A opção materna pelo filho único - e a dificuldade de explicar em casa, para a família e para a sociedade

POR DANIELA KRESCH , TEL AVIV
TEL AVIV – Eu sabia que esse dia ia chegar. Sabia que, mais cedo ou mais tarde, minha filha iria acertar as contas comigo. Há poucos dias, ela finalmente perguntou: “Mãe, por que todo mundo tem irmãos menos eu?”. Eu tinha ensaiado diante do espelho como explicaria à minha única filha os motivos que a fazem única. Mas, na hora “h”, fiquei muda. Como dizer a uma menininha de 5 anos que ela não terá um irmãozinho ou uma irmãzinha para brincar ou brigar? E isso num país como Israel, voltado para a vida familiar. 
Maya e sua mãe Daniela (Foto: Divulgação)
Aqui, conto nos dedos de uma mão as famílias que eu conheço com apenas um filho. Em geral são três, quatro. Ou mais, no caso dos mais religiosos (tanto entre a maioria judaica quando entre a minoria muçulmana). “Quando vai ter outro?”, é a pergunta que escuto das mães dos amiguinhos da creche. “Faz logo um segundo!”, dizem as mais assertivas. “Não tenha medo das despesas ou das dificuldades...”, sussurram os mais compreensivas. Tenho que responder que comecei tarde, com 39 anos, e que já tenho 44.
Fica difícil, complicado, quase impossível em termos financeiros ou profissionais, sem contar com os obstáculos físicos e as incertezas matrimoniais. Não é fácil ser mãe no exílio – mesmo que auto infligido –, longe da segurança da terra natal, da ajuda dos pais e amigos.
A pressão social só aumenta e catalisa a culpa, esse sentimento tão familiar. Sei que ela não é a primeira e nem será a única filha única do mundo. Os chineses que o digam – e eles são parte significativa do Planeta Terra. Sei que crescer numa casa sem outras crianças não é necessariamente o fim do mundo. Sei que ela tem 18 primos e infinitos amiguinhos. Mas, apesar de tudo isso, sinto uma pontada no coração.
Eu, a mãe desnaturada, estou deliberadamente privando uma criança inocente da alegria de ter irmãos, de ter pessoas que crescem com ela, que também entendem as idiossincrasias dos pais, também experimentam as alegrias e tristezas da casa. Os melhores amigos, os eternos amigos. Estou ciente de que nem todos os irmãos se dão bem. É puxar cabelo para cá, chute no traseiro para lá. Me dá o meu brinquedo! Não dou, não dou, não dou! Há irmãos que crescem aos tapas, que passam a vida distantes, que até mesmo se odeiam. Mas não posso me iludir. O mais comum é o amor. É a experiência de cumplicidade fraternal. A sensação de ter confidente(s).
Acho que justamente por ter crescido numa casa com três crianças felizes que sempre se amaram, eu e dois irmãos, sinto um aperto no peito quando penso na infância da minha filha única. Ela nunca terá a mesma experiência que eu. Nunca dividirá o quarto e os brinquedos com outras crianças, ensaiará teatrinhos tarde da noite, brigará pelo controle remoto, cantará em coro em viagens longas de carro. Sempre carregará nos ombros o peso de ser o centro das atenções, das expectativas, o foco principal da diminuta família.
Às vezes me pego olhando para ela na mesa de jantar e percebo que meu marido também a observa. Com deleite, claro. Mas não deve ser fácil ser o recipiente único de tanto amor. Um amor não dividido com outros.  Já imaginava que, por volta dos seis anos, a pergunta iria chegar. Esbocei na cabeça as respostas e também sugestões. Quer um cachorrinho? Um gatinho? Um peixe? Mas não posso reagir com mimos, desculpas ou recompensas.

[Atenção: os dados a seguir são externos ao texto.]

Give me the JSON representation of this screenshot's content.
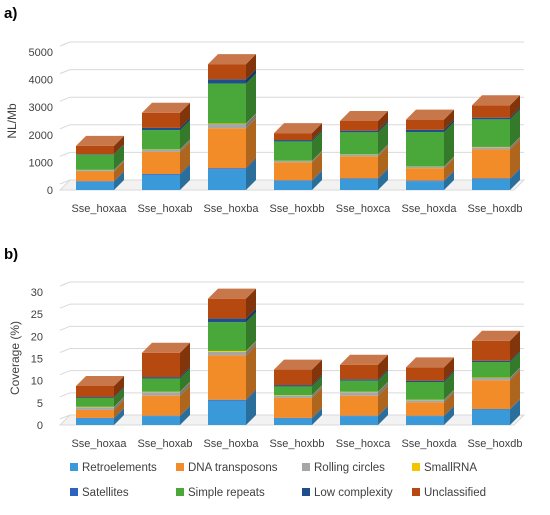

Nada de compensar a minha culpa com excessos de zelo ou demonstrações de piedade. Na hora “h”, fiquei muda. Mas em seguida respondi que cada família tem seu tamanho. Há umas grandes, outras pequenas. E ponto final.

 * Daniela Kresch, carioca, é jornalista e correspondente da Globonews no Oriente Médio.